In this film the young man in question is William Shaw (Henry Cavill), whose family is on vacation in Spain when his father (Bruce Willis) is shot dead and his family are kidnapped by some strange, dark-skinned folk who appear to be terrorists, and who is soon targeted by a mysterious CIA operative (Sigourney Weaver) and her goons. Turns out daddy was harbouring more than a few secrets about who he was or what he did.

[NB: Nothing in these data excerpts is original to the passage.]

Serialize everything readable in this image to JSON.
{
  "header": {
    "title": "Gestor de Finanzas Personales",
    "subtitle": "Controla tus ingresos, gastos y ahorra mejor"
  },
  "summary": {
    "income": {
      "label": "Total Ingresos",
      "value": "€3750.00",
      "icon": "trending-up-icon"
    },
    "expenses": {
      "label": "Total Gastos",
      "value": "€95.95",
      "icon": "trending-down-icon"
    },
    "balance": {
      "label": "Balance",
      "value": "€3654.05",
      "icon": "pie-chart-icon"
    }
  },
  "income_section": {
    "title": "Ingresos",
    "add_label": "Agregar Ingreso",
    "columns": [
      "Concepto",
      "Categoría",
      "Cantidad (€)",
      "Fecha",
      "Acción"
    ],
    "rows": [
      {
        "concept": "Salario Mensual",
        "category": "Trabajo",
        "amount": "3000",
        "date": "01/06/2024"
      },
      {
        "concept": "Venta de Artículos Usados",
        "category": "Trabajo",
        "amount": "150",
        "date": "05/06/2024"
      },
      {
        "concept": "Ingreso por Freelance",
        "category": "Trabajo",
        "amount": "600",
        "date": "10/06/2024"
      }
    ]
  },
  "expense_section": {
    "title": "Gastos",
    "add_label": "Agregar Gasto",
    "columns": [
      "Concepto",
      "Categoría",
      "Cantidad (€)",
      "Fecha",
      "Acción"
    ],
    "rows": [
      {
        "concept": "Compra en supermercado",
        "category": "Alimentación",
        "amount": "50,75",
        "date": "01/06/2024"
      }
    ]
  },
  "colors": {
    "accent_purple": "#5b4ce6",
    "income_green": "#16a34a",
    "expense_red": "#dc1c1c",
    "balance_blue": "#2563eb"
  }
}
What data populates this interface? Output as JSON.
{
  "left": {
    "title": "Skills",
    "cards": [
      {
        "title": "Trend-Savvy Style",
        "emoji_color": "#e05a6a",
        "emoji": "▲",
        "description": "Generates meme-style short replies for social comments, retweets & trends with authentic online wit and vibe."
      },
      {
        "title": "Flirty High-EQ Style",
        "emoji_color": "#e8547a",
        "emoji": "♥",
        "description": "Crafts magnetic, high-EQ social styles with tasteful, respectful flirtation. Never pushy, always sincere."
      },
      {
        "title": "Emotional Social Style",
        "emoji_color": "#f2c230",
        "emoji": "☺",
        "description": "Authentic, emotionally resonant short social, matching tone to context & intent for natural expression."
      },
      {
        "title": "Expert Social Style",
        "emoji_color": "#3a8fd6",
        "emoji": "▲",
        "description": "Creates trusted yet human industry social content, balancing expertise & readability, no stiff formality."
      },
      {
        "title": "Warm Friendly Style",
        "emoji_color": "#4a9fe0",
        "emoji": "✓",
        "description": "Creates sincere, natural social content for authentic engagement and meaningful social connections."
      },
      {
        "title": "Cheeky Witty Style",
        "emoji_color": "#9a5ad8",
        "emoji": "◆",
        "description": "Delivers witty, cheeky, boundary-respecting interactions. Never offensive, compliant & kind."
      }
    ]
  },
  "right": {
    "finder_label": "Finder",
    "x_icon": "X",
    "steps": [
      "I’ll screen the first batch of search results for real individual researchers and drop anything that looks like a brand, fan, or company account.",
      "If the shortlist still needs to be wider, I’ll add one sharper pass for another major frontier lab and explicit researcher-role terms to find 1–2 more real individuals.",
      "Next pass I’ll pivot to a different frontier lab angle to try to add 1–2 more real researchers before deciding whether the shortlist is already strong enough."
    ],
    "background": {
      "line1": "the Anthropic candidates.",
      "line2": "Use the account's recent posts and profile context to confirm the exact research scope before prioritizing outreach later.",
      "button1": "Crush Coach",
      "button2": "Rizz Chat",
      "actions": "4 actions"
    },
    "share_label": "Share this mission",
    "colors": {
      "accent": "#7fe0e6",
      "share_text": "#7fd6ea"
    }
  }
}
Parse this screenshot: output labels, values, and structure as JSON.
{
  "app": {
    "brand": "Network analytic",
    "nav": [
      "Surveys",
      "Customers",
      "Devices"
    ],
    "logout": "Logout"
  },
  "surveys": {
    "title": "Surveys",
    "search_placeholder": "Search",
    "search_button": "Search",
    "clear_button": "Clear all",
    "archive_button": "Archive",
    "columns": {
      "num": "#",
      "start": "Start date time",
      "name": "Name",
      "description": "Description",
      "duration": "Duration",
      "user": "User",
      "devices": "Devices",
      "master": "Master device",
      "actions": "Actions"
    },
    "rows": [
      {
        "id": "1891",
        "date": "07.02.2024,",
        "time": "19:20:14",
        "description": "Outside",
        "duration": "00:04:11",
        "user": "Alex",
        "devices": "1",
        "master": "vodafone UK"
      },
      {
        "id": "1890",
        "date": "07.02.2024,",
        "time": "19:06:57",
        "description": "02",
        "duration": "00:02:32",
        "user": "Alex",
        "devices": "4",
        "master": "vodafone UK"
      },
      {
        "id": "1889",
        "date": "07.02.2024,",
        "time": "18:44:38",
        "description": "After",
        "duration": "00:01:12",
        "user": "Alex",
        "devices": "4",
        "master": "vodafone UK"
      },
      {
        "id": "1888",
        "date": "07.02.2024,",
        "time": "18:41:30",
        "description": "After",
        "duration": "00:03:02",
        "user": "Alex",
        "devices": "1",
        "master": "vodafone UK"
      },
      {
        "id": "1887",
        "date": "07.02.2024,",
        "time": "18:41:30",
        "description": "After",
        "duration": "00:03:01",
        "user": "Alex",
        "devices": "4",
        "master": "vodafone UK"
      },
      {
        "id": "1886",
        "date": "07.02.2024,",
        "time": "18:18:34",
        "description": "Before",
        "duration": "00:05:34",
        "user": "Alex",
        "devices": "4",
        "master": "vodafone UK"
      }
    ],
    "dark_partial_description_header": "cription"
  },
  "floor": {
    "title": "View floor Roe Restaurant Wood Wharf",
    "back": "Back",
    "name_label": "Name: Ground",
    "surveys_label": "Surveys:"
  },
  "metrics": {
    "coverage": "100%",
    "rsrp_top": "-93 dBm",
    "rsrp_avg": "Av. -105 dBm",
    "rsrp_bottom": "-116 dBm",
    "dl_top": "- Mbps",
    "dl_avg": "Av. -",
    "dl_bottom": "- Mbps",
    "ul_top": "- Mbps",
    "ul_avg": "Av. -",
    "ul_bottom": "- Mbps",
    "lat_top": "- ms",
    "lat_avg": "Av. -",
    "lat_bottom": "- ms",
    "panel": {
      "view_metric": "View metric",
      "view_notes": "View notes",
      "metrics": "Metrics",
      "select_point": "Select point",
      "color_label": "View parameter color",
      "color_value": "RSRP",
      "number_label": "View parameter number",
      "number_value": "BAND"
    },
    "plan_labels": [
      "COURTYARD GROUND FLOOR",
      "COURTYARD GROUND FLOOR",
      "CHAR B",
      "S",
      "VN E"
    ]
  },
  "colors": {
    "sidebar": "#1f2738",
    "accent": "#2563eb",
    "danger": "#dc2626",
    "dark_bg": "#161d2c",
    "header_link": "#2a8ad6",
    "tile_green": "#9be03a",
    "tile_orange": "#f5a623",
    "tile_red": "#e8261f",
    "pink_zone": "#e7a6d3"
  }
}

Franco-Arab director Mabrouk El Mechri who previously revived the moribund career of Jean-Claude Van Damme with the famously deconstructive JCVD gets a decidedly inauspicious American debut in this film. He is saddled with a very clichéd script that sounds like Robert Ludlum gone light and padded with extended action sequences and car chases that seem to be filmed on autopilot. Henry Cavill, the next Superman, is given so little to do here the memory of his character evaporates into thin air, Sigourney Weaver lends a little fun to her sadistic CIA turncoat character, and Franco-Algerian actor Roschdy Zem lends gravity and menace to his mysterious apparent terrorist. Veronica Echegui is on cruise control as the token girl coming along for the ride.

None of them possess enough talent to overcome the film's totally predictable trajectory. Tiresome and clichéd, this film deserves to sink without a trace.